Kicking at the darkness

Last night (2011-04-11) the Seattle Mariners pulled off a preposterous comeback, defeating the Blue Jays 8-7 after trailing 0-7 heading into the seventh inning. Other teams have had comebacks from being down by 7 runs, and pulled off comebacks in bigger games. But as Rob Neyer has pointed out, what made this so unexpected and so special was that the Mariners have been, in a word, hapless. The early part of this game was the best/worst example of their struggles.

The FanGraphs plot (chart below) follows what has become a disturbing Mariner trend this year -- the line quickly plummets to the sub-10% win expectancy range in the early innings, and slowly drifts towards zero from there. (Check out the games vs. Cleveland the day before and the home opener on 2011-04-08 for recent examples).  This time, after bottoming out at 0.3% when Luis Rodrigez (the game's eventual hero) struck out to lead off the Mariner half of the seventh inning, the WE line zigzagged its way to the other end of the scale.

Blue Jays @ Mariners, 2011-04-11 (source: FanGraphs)
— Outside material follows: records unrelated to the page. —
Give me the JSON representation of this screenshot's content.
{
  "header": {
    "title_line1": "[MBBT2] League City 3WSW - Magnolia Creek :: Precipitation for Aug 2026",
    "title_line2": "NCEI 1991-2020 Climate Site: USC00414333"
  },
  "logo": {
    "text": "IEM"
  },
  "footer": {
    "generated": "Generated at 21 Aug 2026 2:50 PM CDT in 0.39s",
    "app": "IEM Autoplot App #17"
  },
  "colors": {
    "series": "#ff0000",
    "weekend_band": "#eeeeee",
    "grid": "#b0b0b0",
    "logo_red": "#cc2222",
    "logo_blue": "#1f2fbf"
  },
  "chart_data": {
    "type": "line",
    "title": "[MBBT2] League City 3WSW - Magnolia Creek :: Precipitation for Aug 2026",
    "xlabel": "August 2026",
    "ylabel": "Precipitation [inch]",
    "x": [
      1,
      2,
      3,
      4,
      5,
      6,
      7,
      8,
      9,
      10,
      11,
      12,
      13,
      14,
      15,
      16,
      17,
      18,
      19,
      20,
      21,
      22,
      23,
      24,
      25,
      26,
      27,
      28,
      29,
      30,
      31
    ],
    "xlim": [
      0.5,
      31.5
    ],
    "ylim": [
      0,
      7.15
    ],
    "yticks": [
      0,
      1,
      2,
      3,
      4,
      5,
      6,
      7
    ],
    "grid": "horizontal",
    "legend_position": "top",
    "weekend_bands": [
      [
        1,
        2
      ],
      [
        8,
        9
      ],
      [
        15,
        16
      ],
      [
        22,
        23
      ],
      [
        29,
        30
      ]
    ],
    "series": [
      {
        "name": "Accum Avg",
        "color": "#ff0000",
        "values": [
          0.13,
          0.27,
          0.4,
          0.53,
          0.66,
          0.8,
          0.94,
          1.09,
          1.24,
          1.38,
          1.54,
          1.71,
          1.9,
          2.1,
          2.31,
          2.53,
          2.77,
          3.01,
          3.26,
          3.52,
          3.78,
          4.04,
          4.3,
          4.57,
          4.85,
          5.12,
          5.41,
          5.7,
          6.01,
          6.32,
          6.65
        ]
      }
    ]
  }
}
For the Mariners, a second consecutive 100 loss season (which would be the third in four seasons) is not at all out of the question. But for the fans who stuck with it last night, this was one for the ages.  Or the U.S.S. Mariner game summary, quoted here in its entirety: "That was horrible, then awesome. Baseball is fun."

The title I used for this entry is a reference to Bruce Cockburn's song "Lovers in a Dangerous Time". In the article linked above, Neyer wrote "It was somebody smart, or maybe an episode of Scrubs, that said nothing worth having comes easy." The song contains the line "Nothing worth having comes without some kind of fight/Got to kick at the darkness until it bleeds daylight". In the late innings of last night's game, the Mariners showed some kick.